Wilmington Trust has created a new asset management brand to expand the reach of its proprietary suite of investment products including mutual funds, separately managed accounts, alternative funds and model portfolios.
Wilmington Investment Management, as the new brand is named, uses the same core investment tenets that underlie the investment approach of the 116-year-old firm with $98 billion in assets under management: a macroeconomic-led investment process with a focus on managing drawdown risk, minimizing tax liability, controlling investment costs and delivering superior risk-adjusted returns.
In introducing the new brand, Chief Investment Officer Tony Roth described a current late-cycle environment characterized by multiple concerns among investors — trade issues, an inverted yield curve, falling commodity prices and a likely earnings recession — that has many high-net-worth investors looking for downside protection.
“Clients are looking for opportunities to participate in the upside to some degree but what they really want is to protect the downside,” said Roth. “We don’t know whether the cycle will end imminently or in another year or so. Our view is that we will probably have recession after the election.”

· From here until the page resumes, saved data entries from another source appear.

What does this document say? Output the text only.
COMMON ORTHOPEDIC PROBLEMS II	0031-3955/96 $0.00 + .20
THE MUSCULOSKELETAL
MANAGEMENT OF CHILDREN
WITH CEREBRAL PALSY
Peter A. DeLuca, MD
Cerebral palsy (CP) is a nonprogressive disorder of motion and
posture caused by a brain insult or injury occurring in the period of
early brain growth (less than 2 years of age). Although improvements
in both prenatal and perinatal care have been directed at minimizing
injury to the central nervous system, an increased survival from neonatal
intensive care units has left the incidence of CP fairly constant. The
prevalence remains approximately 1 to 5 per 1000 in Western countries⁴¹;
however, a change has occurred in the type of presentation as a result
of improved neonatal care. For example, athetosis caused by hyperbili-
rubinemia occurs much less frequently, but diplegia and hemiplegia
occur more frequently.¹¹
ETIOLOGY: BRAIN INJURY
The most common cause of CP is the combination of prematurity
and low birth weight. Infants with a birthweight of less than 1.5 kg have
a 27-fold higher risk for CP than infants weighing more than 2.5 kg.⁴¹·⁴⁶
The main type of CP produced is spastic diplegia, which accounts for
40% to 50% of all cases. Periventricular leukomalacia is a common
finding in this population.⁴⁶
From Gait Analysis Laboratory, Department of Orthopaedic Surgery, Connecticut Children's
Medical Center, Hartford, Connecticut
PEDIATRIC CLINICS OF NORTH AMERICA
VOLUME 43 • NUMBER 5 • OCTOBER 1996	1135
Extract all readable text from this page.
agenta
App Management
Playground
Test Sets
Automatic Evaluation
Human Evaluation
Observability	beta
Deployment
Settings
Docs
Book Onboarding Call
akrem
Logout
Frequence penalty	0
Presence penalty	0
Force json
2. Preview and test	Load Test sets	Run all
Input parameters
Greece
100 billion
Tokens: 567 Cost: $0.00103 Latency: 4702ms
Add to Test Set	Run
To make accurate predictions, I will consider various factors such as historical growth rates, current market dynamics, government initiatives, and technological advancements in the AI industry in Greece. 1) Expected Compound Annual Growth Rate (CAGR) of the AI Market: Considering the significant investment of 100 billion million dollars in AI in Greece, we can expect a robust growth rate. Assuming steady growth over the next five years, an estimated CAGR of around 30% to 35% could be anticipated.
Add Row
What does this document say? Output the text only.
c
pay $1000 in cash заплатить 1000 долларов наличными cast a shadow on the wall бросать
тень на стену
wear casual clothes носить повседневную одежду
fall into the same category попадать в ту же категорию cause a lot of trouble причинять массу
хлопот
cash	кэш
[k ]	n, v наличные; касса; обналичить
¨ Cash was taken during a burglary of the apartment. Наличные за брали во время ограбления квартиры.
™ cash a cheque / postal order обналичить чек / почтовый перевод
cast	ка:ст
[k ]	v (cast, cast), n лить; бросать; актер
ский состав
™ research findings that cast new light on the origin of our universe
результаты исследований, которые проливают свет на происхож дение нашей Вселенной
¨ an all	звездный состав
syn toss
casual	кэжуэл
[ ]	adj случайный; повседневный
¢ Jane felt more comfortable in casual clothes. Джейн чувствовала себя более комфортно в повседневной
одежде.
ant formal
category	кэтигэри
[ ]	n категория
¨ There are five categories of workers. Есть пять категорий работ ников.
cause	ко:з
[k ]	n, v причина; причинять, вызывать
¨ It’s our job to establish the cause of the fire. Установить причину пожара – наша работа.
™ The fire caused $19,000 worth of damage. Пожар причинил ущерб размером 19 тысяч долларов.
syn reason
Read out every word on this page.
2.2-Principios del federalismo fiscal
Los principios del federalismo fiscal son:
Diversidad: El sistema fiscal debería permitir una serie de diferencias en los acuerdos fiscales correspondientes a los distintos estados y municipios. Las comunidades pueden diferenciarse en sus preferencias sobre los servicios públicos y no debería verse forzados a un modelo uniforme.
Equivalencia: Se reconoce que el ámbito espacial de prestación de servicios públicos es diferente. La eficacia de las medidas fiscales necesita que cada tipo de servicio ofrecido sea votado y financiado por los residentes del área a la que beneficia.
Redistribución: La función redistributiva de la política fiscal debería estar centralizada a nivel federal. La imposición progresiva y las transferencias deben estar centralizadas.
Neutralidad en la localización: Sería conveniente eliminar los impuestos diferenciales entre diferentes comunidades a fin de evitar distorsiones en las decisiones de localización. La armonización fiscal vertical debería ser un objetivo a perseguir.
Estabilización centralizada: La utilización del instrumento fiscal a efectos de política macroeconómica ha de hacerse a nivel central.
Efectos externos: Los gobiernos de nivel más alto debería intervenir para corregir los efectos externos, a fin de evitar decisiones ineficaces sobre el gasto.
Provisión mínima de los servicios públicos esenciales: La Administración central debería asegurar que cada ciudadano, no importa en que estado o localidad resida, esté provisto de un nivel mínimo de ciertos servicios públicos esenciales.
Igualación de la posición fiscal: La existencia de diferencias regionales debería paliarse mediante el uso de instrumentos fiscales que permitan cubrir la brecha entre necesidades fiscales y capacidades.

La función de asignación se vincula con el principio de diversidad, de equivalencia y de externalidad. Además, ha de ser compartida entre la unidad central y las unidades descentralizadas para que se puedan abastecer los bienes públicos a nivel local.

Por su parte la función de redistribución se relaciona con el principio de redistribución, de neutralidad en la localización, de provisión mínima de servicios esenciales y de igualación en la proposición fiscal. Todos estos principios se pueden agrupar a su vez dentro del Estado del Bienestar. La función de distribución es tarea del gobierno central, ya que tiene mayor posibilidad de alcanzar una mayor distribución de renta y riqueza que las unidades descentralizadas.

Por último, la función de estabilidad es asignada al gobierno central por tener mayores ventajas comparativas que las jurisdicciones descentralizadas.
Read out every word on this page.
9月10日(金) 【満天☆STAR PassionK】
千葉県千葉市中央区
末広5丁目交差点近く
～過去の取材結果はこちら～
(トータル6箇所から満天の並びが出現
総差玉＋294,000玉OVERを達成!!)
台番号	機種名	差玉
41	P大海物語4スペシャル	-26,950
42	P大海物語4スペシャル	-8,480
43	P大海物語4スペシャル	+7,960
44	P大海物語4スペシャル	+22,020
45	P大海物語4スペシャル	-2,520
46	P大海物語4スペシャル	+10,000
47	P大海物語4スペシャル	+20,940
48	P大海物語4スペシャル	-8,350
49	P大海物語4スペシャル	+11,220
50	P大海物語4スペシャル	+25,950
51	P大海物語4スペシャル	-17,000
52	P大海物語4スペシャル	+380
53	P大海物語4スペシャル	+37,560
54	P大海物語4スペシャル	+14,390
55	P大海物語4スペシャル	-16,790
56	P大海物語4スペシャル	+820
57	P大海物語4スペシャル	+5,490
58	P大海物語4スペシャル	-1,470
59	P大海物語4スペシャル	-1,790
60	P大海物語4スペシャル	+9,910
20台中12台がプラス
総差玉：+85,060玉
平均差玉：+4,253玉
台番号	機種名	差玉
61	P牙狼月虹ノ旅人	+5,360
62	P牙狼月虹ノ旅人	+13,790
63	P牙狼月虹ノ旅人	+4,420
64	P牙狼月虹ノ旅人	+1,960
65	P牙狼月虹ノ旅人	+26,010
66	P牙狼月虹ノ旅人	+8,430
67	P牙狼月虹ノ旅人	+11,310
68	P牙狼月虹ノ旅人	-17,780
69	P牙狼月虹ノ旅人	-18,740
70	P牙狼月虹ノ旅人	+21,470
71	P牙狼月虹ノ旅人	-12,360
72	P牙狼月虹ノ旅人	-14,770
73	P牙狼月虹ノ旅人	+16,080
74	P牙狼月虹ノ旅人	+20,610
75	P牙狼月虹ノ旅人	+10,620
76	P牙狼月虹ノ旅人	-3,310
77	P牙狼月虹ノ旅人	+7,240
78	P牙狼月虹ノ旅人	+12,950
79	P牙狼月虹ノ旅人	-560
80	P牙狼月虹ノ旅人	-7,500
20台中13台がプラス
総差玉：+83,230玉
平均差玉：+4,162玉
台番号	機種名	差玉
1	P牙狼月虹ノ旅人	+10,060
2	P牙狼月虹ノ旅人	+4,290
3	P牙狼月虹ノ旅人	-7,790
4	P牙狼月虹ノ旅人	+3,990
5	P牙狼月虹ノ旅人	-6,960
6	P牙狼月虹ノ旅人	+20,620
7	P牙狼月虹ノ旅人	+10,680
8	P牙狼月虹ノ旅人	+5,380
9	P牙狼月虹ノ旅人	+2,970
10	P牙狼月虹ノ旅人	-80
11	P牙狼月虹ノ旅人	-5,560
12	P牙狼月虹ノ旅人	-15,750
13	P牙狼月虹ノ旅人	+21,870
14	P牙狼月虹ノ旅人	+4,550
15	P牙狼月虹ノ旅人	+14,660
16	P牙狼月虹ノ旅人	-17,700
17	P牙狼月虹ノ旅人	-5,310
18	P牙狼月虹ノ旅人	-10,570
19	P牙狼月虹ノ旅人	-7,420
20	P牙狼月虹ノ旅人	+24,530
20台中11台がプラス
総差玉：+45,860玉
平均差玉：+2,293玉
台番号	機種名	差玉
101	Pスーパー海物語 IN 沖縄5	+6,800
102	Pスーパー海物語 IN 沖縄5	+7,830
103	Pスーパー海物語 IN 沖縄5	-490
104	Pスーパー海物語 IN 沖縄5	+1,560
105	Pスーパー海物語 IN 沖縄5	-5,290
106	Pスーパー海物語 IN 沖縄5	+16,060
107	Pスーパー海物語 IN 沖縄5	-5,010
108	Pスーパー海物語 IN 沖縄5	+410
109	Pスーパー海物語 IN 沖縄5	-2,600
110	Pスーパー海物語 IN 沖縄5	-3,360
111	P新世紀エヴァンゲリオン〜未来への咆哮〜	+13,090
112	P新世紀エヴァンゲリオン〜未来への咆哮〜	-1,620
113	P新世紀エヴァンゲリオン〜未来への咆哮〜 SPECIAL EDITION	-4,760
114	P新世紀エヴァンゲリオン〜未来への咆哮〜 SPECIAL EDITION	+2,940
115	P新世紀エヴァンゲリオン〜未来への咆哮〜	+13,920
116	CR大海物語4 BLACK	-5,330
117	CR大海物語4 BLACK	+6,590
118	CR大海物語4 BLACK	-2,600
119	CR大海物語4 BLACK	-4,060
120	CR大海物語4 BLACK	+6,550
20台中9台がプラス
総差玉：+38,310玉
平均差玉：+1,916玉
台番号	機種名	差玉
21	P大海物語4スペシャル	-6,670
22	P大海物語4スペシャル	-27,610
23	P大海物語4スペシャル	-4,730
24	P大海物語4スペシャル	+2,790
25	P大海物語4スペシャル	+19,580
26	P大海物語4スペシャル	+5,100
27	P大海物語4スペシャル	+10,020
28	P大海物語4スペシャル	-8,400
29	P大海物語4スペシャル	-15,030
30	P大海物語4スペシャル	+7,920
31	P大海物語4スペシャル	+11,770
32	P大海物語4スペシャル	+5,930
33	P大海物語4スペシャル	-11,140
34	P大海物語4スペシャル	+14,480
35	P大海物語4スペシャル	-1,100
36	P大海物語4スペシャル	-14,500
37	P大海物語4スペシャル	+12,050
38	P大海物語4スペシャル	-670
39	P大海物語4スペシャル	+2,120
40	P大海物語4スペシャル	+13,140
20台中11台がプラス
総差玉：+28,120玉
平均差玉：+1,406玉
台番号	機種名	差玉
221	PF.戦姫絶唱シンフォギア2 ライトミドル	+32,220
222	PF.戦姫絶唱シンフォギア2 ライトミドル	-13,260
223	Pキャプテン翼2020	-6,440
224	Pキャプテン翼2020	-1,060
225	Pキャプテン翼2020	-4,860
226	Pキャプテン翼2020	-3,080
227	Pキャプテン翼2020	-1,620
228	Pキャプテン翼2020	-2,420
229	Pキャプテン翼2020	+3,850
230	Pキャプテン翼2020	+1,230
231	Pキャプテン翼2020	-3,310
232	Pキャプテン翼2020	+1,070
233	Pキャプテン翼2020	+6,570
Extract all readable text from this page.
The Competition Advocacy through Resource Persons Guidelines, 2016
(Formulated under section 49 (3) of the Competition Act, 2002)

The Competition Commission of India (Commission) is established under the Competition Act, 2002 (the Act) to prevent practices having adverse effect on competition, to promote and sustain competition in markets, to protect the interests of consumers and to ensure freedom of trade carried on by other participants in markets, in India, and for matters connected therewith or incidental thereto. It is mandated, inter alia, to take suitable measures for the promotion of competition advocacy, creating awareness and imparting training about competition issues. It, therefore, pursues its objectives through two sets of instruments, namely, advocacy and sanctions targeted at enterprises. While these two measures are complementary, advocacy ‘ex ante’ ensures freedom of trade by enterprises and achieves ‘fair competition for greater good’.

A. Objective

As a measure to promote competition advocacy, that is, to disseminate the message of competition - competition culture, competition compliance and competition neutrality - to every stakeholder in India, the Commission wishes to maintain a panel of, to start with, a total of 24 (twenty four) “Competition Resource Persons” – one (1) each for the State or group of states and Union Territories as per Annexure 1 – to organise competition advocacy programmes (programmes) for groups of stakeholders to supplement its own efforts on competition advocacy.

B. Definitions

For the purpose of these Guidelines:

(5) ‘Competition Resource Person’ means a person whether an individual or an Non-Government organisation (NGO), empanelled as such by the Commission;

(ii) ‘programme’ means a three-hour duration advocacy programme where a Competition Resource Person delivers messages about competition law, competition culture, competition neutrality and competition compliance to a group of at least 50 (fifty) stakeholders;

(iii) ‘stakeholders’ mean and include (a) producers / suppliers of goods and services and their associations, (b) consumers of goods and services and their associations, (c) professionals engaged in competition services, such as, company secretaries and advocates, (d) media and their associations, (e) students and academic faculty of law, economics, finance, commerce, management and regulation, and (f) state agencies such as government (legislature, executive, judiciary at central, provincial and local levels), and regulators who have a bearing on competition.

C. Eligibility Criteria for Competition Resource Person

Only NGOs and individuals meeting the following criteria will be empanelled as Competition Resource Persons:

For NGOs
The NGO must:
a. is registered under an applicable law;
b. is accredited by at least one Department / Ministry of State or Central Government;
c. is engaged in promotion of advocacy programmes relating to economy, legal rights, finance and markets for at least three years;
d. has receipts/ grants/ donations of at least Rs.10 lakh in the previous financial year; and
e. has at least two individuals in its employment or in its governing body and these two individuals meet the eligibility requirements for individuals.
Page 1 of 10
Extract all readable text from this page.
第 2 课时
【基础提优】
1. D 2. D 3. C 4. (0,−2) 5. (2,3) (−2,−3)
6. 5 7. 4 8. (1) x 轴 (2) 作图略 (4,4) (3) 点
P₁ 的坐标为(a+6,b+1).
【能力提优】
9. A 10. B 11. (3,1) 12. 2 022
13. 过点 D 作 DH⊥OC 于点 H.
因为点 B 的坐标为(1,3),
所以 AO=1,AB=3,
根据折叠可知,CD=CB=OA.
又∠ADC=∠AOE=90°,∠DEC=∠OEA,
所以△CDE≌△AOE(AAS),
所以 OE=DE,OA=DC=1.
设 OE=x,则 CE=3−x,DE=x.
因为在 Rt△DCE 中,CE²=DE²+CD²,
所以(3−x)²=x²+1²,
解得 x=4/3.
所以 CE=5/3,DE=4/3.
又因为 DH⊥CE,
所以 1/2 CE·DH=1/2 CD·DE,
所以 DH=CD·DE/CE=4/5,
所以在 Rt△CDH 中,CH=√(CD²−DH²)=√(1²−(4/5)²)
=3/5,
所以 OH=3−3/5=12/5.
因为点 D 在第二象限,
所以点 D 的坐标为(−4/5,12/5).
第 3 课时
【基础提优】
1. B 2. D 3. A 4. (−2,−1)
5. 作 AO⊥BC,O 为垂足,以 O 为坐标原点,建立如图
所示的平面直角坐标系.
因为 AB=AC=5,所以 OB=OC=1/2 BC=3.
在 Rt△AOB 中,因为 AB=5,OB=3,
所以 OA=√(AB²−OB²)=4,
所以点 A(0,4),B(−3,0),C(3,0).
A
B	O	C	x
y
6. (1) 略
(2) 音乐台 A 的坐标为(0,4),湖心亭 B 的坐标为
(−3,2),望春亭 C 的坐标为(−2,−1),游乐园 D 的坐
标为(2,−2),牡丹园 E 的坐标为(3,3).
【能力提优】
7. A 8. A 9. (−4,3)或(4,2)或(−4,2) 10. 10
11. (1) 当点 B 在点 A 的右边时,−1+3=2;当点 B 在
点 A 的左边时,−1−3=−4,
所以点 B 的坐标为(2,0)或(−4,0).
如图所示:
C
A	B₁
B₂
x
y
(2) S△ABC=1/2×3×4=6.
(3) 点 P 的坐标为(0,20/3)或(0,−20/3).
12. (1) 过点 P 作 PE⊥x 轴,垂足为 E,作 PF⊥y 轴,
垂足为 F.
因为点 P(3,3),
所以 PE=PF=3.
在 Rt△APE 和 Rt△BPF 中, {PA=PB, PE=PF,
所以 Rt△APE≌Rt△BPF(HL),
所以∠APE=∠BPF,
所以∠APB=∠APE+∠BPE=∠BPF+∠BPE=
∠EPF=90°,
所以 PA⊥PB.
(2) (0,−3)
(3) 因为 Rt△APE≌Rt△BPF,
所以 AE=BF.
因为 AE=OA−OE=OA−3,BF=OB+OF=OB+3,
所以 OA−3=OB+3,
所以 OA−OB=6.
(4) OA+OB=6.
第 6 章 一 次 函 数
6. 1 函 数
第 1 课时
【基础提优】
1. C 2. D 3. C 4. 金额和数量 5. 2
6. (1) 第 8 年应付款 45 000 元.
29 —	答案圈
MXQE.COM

The firm’s first biannual investment survey, released today, found that two-thirds of 500 high-net-worth investors 35 and older (with households with incomes of $225,000 and higher) are concerned about the downturn or recession hurting their retirement, and 61% are willing to forfeit growth for downside protection.
The survey also found that 88% of respondents consider low fees an important factor for investments (among 88% of respondents) and that 40% of investors with alternative investments view those investments as improving diversification and downside protection, with 68% of them expecting to increase allocations to alts in the next 12-18 months.